Carol Cheney

It was only three days after the killing of eight people in Atlanta, six of whom were Asian women, that I was announced as the new leader of The Collins Foundation. I had already been affected by the stories of brutal attacks of Asian people around the country, considering whether or not I should continue my early morning “power walk” and imagining what I might do if someone turned their racist violence on me, a person who to some, represented those who have been blamed for the pandemic (e.g., “Chinese” flu), for stealing American jobs (e.g., Vincent Chin), for being a danger to our country (e.g., interned Japanese Americans). So it was with some trepidation that I reviewed the press release for my appointment.

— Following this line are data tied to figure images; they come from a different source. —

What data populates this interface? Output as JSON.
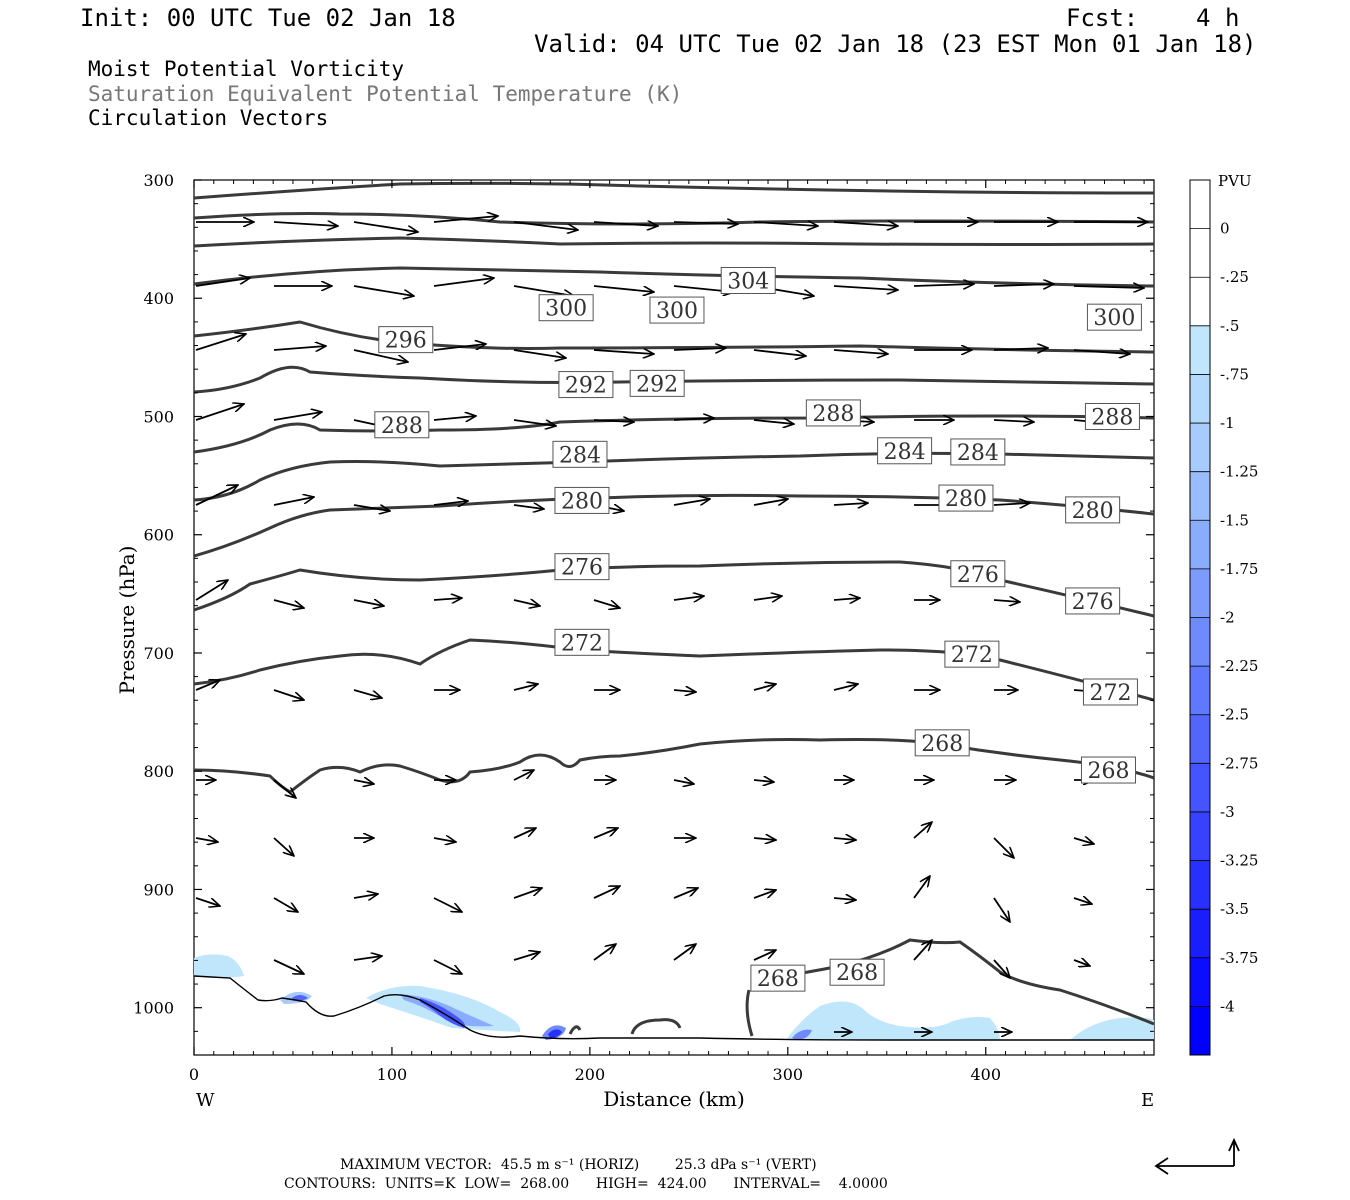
{
  "header": {
    "init": "Init: 00 UTC Tue 02 Jan 18",
    "fcst": "Fcst:    4 h",
    "valid": "Valid: 04 UTC Tue 02 Jan 18 (23 EST Mon 01 Jan 18)",
    "field1": "Moist Potential Vorticity",
    "field2": "Saturation Equivalent Potential Temperature (K)",
    "field3": "Circulation Vectors"
  },
  "footer": {
    "max_vector": "MAXIMUM VECTOR:  45.5 m s⁻¹ (HORIZ)        25.3 dPa s⁻¹ (VERT)",
    "contours": "CONTOURS:  UNITS=K  LOW=  268.00      HIGH=  424.00      INTERVAL=    4.0000"
  },
  "chart_data": {
    "type": "cross-section",
    "xlabel": "Distance (km)",
    "ylabel": "Pressure (hPa)",
    "x_ticks": [
      0,
      100,
      200,
      300,
      400
    ],
    "y_ticks": [
      300,
      400,
      500,
      600,
      700,
      800,
      900,
      1000
    ],
    "xlim": [
      0,
      485
    ],
    "ylim": [
      300,
      1040
    ],
    "y_inverted": true,
    "west_label": "W",
    "east_label": "E",
    "colorbar": {
      "units": "PVU",
      "labels": [
        "0",
        "-.25",
        "-.5",
        "-.75",
        "-1",
        "-1.25",
        "-1.5",
        "-1.75",
        "-2",
        "-2.25",
        "-2.5",
        "-2.75",
        "-3",
        "-3.25",
        "-3.5",
        "-3.75",
        "-4"
      ],
      "colors": [
        "#ffffff",
        "#ffffff",
        "#c0e6fb",
        "#b3d9fc",
        "#a6cbfc",
        "#98bcfc",
        "#8aacfc",
        "#7c9bfd",
        "#6e8afd",
        "#6078fd",
        "#5266fd",
        "#4454fe",
        "#3642fe",
        "#2830fe",
        "#1a1efe",
        "#0c0cff",
        "#0000ff"
      ]
    },
    "isotherm_labels": [
      {
        "value": "304",
        "x": 280,
        "p": 385
      },
      {
        "value": "300",
        "x": 188,
        "p": 408
      },
      {
        "value": "300",
        "x": 244,
        "p": 410
      },
      {
        "value": "300",
        "x": 465,
        "p": 416
      },
      {
        "value": "296",
        "x": 107,
        "p": 435
      },
      {
        "value": "292",
        "x": 198,
        "p": 473
      },
      {
        "value": "292",
        "x": 234,
        "p": 472
      },
      {
        "value": "288",
        "x": 105,
        "p": 507
      },
      {
        "value": "288",
        "x": 323,
        "p": 497
      },
      {
        "value": "288",
        "x": 464,
        "p": 500
      },
      {
        "value": "284",
        "x": 195,
        "p": 532
      },
      {
        "value": "284",
        "x": 359,
        "p": 529
      },
      {
        "value": "284",
        "x": 396,
        "p": 530
      },
      {
        "value": "280",
        "x": 196,
        "p": 571
      },
      {
        "value": "280",
        "x": 390,
        "p": 569
      },
      {
        "value": "280",
        "x": 454,
        "p": 579
      },
      {
        "value": "276",
        "x": 196,
        "p": 627
      },
      {
        "value": "276",
        "x": 396,
        "p": 633
      },
      {
        "value": "276",
        "x": 454,
        "p": 656
      },
      {
        "value": "272",
        "x": 196,
        "p": 691
      },
      {
        "value": "272",
        "x": 393,
        "p": 701
      },
      {
        "value": "272",
        "x": 463,
        "p": 733
      },
      {
        "value": "268",
        "x": 378,
        "p": 776
      },
      {
        "value": "268",
        "x": 462,
        "p": 799
      },
      {
        "value": "268",
        "x": 295,
        "p": 975
      },
      {
        "value": "268",
        "x": 335,
        "p": 970
      }
    ]
  }
}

When Kendall asked me to contribute to this month’s newsletter, celebrating Asian and Pacific Islander Heritage Month by sharing my experience as an Asian American leader, a different kind of trepidation set in. Though I am Korean, my twin sister and I were adopted as infants by a White family, and like thousands of Korean adoptees in the U.S., I grew up absorbing all of the norms proscribed by the dominant culture here. During my childhood in rural Maryland and Eastern Oregon, the only time other Asian people were in close proximity was when a local family sponsored Vietnamese refugees who had two daughters near my age. Could I represent Asian Americans?

 

Carol (left) and her twin, Christine, at the farm with their lambs, Ginger and Mary Ann

In fact, it wasn’t until I left home as a young woman that I experienced living near or working with any other BIPOC communities. But what an experience! My first was working in the fields of a tree nursery with Mexican men who shared their stories, taught me tongue twisters in Spanish (but wouldn’t teach me curse words!), who worked from 7:00 am to 3:00 pm at the nursery and then worked in the evenings processing berries, and who ran for their lives during an ICE raid. Only then did I begin to question a system that benefited from the hard work of these men but hunted them like they were animals through those fields.

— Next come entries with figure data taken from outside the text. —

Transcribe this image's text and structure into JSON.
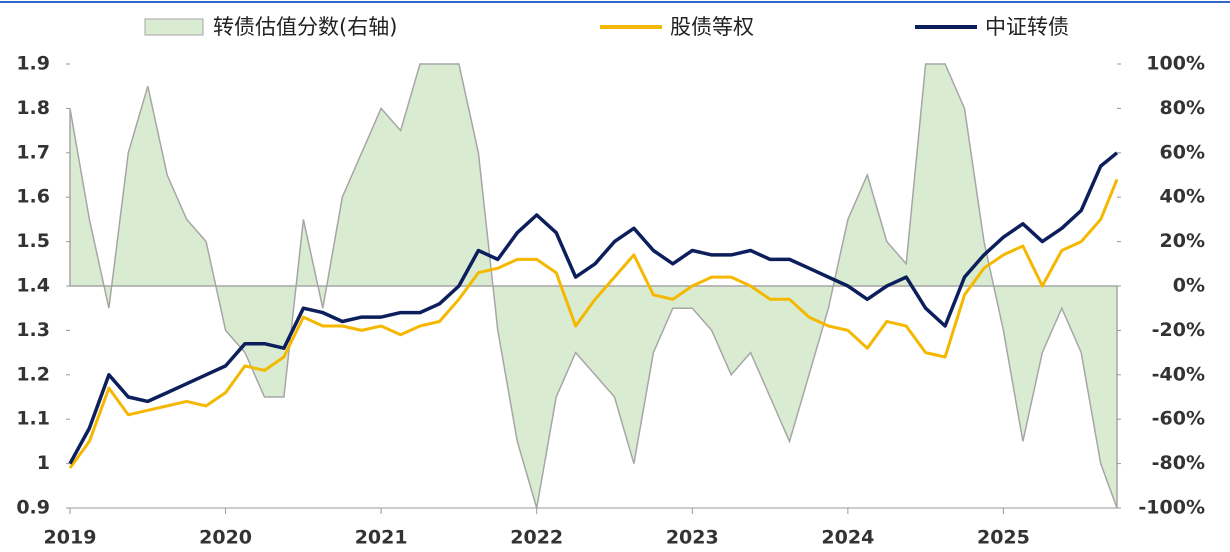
{
  "chart_data": {
    "type": "line",
    "x": [
      2019,
      2019.125,
      2019.25,
      2019.375,
      2019.5,
      2019.625,
      2019.75,
      2019.875,
      2020,
      2020.125,
      2020.25,
      2020.375,
      2020.5,
      2020.625,
      2020.75,
      2020.875,
      2021,
      2021.125,
      2021.25,
      2021.375,
      2021.5,
      2021.625,
      2021.75,
      2021.875,
      2022,
      2022.125,
      2022.25,
      2022.375,
      2022.5,
      2022.625,
      2022.75,
      2022.875,
      2023,
      2023.125,
      2023.25,
      2023.375,
      2023.5,
      2023.625,
      2023.75,
      2023.875,
      2024,
      2024.125,
      2024.25,
      2024.375,
      2024.5,
      2024.625,
      2024.75,
      2024.875,
      2025,
      2025.125,
      2025.25,
      2025.375,
      2025.5,
      2025.625,
      2025.73
    ],
    "series": [
      {
        "name": "转债估值分数(右轴)",
        "type": "area",
        "axis": "y2",
        "color": "#d9ecd2",
        "stroke": "#a6a6a6",
        "values": [
          80,
          30,
          -10,
          60,
          90,
          50,
          30,
          20,
          -20,
          -30,
          -50,
          -50,
          30,
          -10,
          40,
          60,
          80,
          70,
          100,
          100,
          100,
          60,
          -20,
          -70,
          -100,
          -50,
          -30,
          -40,
          -50,
          -80,
          -30,
          -10,
          -10,
          -20,
          -40,
          -30,
          -50,
          -70,
          -40,
          -10,
          30,
          50,
          20,
          10,
          100,
          100,
          80,
          20,
          -20,
          -70,
          -30,
          -10,
          -30,
          -80,
          -100
        ]
      },
      {
        "name": "股债等权",
        "type": "line",
        "color": "#f5b800",
        "values": [
          0.99,
          1.05,
          1.17,
          1.11,
          1.12,
          1.13,
          1.14,
          1.13,
          1.16,
          1.22,
          1.21,
          1.24,
          1.33,
          1.31,
          1.31,
          1.3,
          1.31,
          1.29,
          1.31,
          1.32,
          1.37,
          1.43,
          1.44,
          1.46,
          1.46,
          1.43,
          1.31,
          1.37,
          1.42,
          1.47,
          1.38,
          1.37,
          1.4,
          1.42,
          1.42,
          1.4,
          1.37,
          1.37,
          1.33,
          1.31,
          1.3,
          1.26,
          1.32,
          1.31,
          1.25,
          1.24,
          1.38,
          1.44,
          1.47,
          1.49,
          1.4,
          1.48,
          1.5,
          1.55,
          1.64
        ]
      },
      {
        "name": "中证转债",
        "type": "line",
        "color": "#0c1f5c",
        "values": [
          1.0,
          1.08,
          1.2,
          1.15,
          1.14,
          1.16,
          1.18,
          1.2,
          1.22,
          1.27,
          1.27,
          1.26,
          1.35,
          1.34,
          1.32,
          1.33,
          1.33,
          1.34,
          1.34,
          1.36,
          1.4,
          1.48,
          1.46,
          1.52,
          1.56,
          1.52,
          1.42,
          1.45,
          1.5,
          1.53,
          1.48,
          1.45,
          1.48,
          1.47,
          1.47,
          1.48,
          1.46,
          1.46,
          1.44,
          1.42,
          1.4,
          1.37,
          1.4,
          1.42,
          1.35,
          1.31,
          1.42,
          1.47,
          1.51,
          1.54,
          1.5,
          1.53,
          1.57,
          1.67,
          1.7
        ]
      }
    ],
    "xlim": [
      2019,
      2025.73
    ],
    "xticks": [
      2019,
      2020,
      2021,
      2022,
      2023,
      2024,
      2025
    ],
    "ylim": [
      0.9,
      1.9
    ],
    "yticks": [
      0.9,
      1,
      1.1,
      1.2,
      1.3,
      1.4,
      1.5,
      1.6,
      1.7,
      1.8,
      1.9
    ],
    "y2lim": [
      -100,
      100
    ],
    "y2ticks": [
      {
        "value": -100,
        "label": "-100%"
      },
      {
        "value": -80,
        "label": "-80%"
      },
      {
        "value": -60,
        "label": "-60%"
      },
      {
        "value": -40,
        "label": "-40%"
      },
      {
        "value": -20,
        "label": "-20%"
      },
      {
        "value": 0,
        "label": "0%"
      },
      {
        "value": 20,
        "label": "20%"
      },
      {
        "value": 40,
        "label": "40%"
      },
      {
        "value": 60,
        "label": "60%"
      },
      {
        "value": 80,
        "label": "80%"
      },
      {
        "value": 100,
        "label": "100%"
      }
    ],
    "legend": "top"
  }
}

That experience opened my eyes to something much bigger than the interpersonal hurts of invisibilization, racial slurs, and assumptions based on how I look. It was the beginning of a journey to understand systemic oppression, to commit to working against it for the rest of my life, to understand that my own trajectory towards the position I now hold has been due, in part, to my ability to navigate dominant culture, and to find ways to use the positions I’ve held to support and strengthen the lives and work of others. That journey has given me the opportunity to support Spanish speaking survivors of domestic violence, to drive state funds to increase cancer screening in Tribal communities, to sit in one of the back offices of the Black United Fund to support emerging Black-led organizations, to help build the capacity of numerous immigrant and refugee organizations, to travel to Oregon’s rural communities to teach effective leadership and collaboration, and to work with community partners to advance equitable legislation and administrative policy in Salem.

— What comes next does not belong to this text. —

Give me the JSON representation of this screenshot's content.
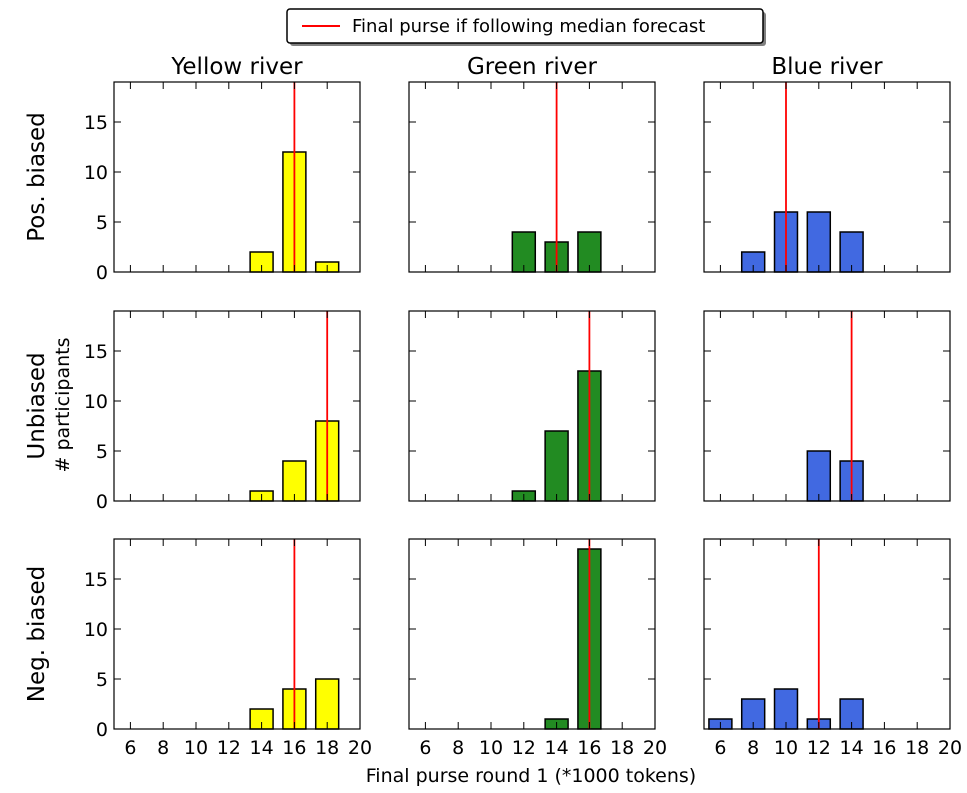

Dominant culture insists that we lift up and celebrate “heroic” leaders – literature and popular media are filled with them. But I am only where I am today because I’ve learned from and worked in partnership with many amazing people supporting their communities and changing systems: work colleagues, community advocates, service providers, older mentors and young people I have mentored, and the Mexican guys I worked with so many years ago.

I don’t see myself as an heroic leader or even the smartest person in the room. This is not false humility. I know what I’m good at: building bridges between people who want something better for their communities but coming at it differently; offering what I do know to support that work; considering critical feedback as a gift, admitting when I’m wrong and apologizing; and listening for truths in diverse perspectives. And I recognize that representation is important – seeing Asian American people in leadership positions is something I never saw when I was growing up. I do hope my presence brings hope to other Asian Americans. The leadership imperative I set for myself is to utilize the position I hold to continue to learn from and lift up others, build bridges between communities to address systemic oppression in all the ways it shows up, and support and strengthen the heroic work of people all over Oregon. That’s the kind of representative I am not afraid to be.